A brand new year brings with it resolutions and goals. A financial goal can be anything from getting on the property ladder, saving for your dream holiday or retiring early.

As the saying goes though, a goal without a plan is just a dream. So what are some of the tips and tricks to setting goals and staying committed to achieving them.

In this article, we explain:

  • What are financial goals are and why are they so important?
  • Why does setting a financial goal matter?
  • How do you set realistic goals?
  • What are the top 10 financial goals?

What are financial goals?

Financial goals can be short-term objectives, such as saving money for:

  • Travel
  • A wedding
  • Repaying your credit card debt

Consolidating your debt using a balance transfer card could help you repay what you owe faster but make sure you understand the small print and have a repayment plan in place.

Longer-term, big financial goals could be to:

  • Achieve financial security and retire early
  • Hit a certain amount in your pension pot by the time you retire

Saving for a deposit for a house can be a short, medium or longer term goal, depending on when you plan to buy.

Goals are very personal and depend on your stage in life, your ambitions, commitments, as well as your personal finances.

The idea is that if you can identify what your objectives are, you are better able to draw up a strategy to reach those goals. It is equally important that you check in on your financial situation and plans to ensure you are still on track.

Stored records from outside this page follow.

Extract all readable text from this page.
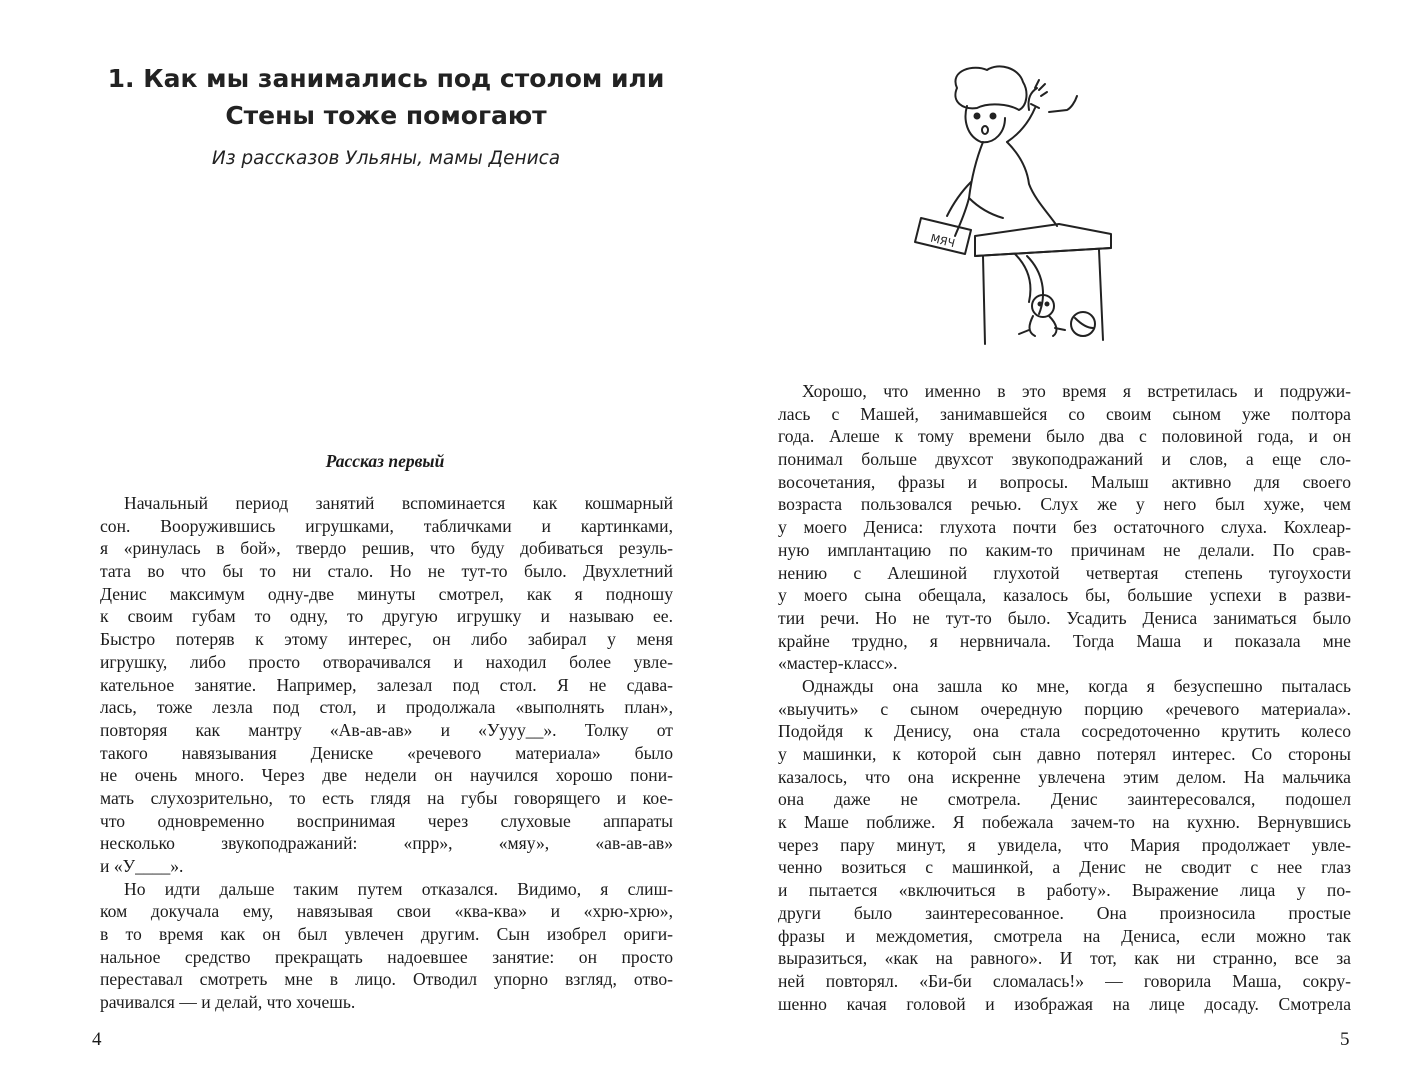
1. Как мы занимались под столом или
Стены тоже помогают
Из рассказов Ульяны, мамы Дениса
Рассказ первый
Начальный период занятий вспоминается как кошмарный
сон. Вооружившись игрушками, табличками и картинками,
я «ринулась в бой», твердо решив, что буду добиваться резуль-
тата во что бы то ни стало. Но не тут-то было. Двухлетний
Денис максимум одну-две минуты смотрел, как я подношу
к своим губам то одну, то другую игрушку и называю ее.
Быстро потеряв к этому интерес, он либо забирал у меня
игрушку, либо просто отворачивался и находил более увле-
кательное занятие. Например, залезал под стол. Я не сдава-
лась, тоже лезла под стол, и продолжала «выполнять план»,
повторяя как мантру «Ав-ав-ав» и «Уууу__». Толку от
такого навязывания Дениске «речевого материала» было
не очень много. Через две недели он научился хорошо пони-
мать слухозрительно, то есть глядя на губы говорящего и кое-
что одновременно воспринимая через слуховые аппараты
несколько звукоподражаний: «прр», «мяу», «ав-ав-ав»
и «У____».
Но идти дальше таким путем отказался. Видимо, я слиш-
ком докучала ему, навязывая свои «ква-ква» и «хрю-хрю»,
в то время как он был увлечен другим. Сын изобрел ориги-
нальное средство прекращать надоевшее занятие: он просто
переставал смотреть мне в лицо. Отводил упорно взгляд, отво-
рачивался — и делай, что хочешь.
4
МЯЧ
Хорошо, что именно в это время я встретилась и подружи-
лась с Машей, занимавшейся со своим сыном уже полтора
года. Алеше к тому времени было два с половиной года, и он
понимал больше двухсот звукоподражаний и слов, а еще сло-
восочетания, фразы и вопросы. Малыш активно для своего
возраста пользовался речью. Слух же у него был хуже, чем
у моего Дениса: глухота почти без остаточного слуха. Кохлеар-
ную имплантацию по каким-то причинам не делали. По срав-
нению с Алешиной глухотой четвертая степень тугоухости
у моего сына обещала, казалось бы, большие успехи в разви-
тии речи. Но не тут-то было. Усадить Дениса заниматься было
крайне трудно, я нервничала. Тогда Маша и показала мне
«мастер-класс».
Однажды она зашла ко мне, когда я безуспешно пыталась
«выучить» с сыном очередную порцию «речевого материала».
Подойдя к Денису, она стала сосредоточенно крутить колесо
у машинки, к которой сын давно потерял интерес. Со стороны
казалось, что она искренне увлечена этим делом. На мальчика
она даже не смотрела. Денис заинтересовался, подошел
к Маше поближе. Я побежала зачем-то на кухню. Вернувшись
через пару минут, я увидела, что Мария продолжает увле-
ченно возиться с машинкой, а Денис не сводит с нее глаз
и пытается «включиться в работу». Выражение лица у по-
други было заинтересованное. Она произносила простые
фразы и междометия, смотрела на Дениса, если можно так
выразиться, «как на равного». И тот, как ни странно, все за
ней повторял. «Би-би сломалась!» — говорила Маша, сокру-
шенно качая головой и изображая на лице досаду. Смотрела
5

Why financial goals matter

Let’s say your goal is to have a retirement plan that allows you to live comfortably in your older years, in a nice house and ensure your children have a stable future.

Goal setting crystallises those aims, making it easier to visualise something that could be very far away, giving you focus and motivation.

  • A goal sets you off in a certain direction, so you are better able to create financial plans that you can follow, reducing the chance of failure. 
  • Knowing your aims enables you to work out roughly how much money you might need to save in order to achieve those aims.
  • Sharing that goal with others, such as your family and friends, can offer extra support and ease the pressure on spending money when together
  • You will also be able to track your progress and measure your success, giving a sense of achievement.

The aim is to be in control of your money, so it doesn’t control you. Your future self will thank you for it.

How to set realistic financial goals

Setting realistic financial goals is important. Of course the dream is to be a millionaire by the time we’re 25 and retire at 35, but having a more realistic objective means you are more likely to achieve it.

Saying that, while your goals should be affordable and practical, they should also push you a little bit.

Here are some tips:

  • You can speak to an independent financial adviser who will help you map out your life from a financial perspective. They will play out “what if?” scenarios to test the resilience of your plan, such as, what if the stock market crashes? What if I have children? What if my income streams are affected?
  • If you don’t want to see a financial adviser yet or you don’t have the money, you can take on the role yourself and ask yourself the same questions: what would I like to achieve – and be specific about it.
  • Try to think about short term financial goals such as:
    • paying off expensive debt
    • increasing your credit score
    • building up 3-6 months of essential outgoings in cash in an easy-access savings account for emergencies
  • Think about a longer-term objective such as overpaying your mortgage by a set amount each month so you can be debt-free sooner. Most long-term financial goals would relate to increasing your retirement accounts.

Look at your current financial situation and draw up a budget. Knowing how much you have coming in and going out, will give you a clearer idea of how much extra money you can set aside to commit to your goals. 

Work out ways to cut back but also methods to increase your income such as asking for a pay rise, ensuring you are getting all the benefits you are entitled to and exploring side hustles.

And don’t just think about the now – think about your earnings in the future and your possible financial commitments. For example, if starting a family is on your mind that is something to factor in.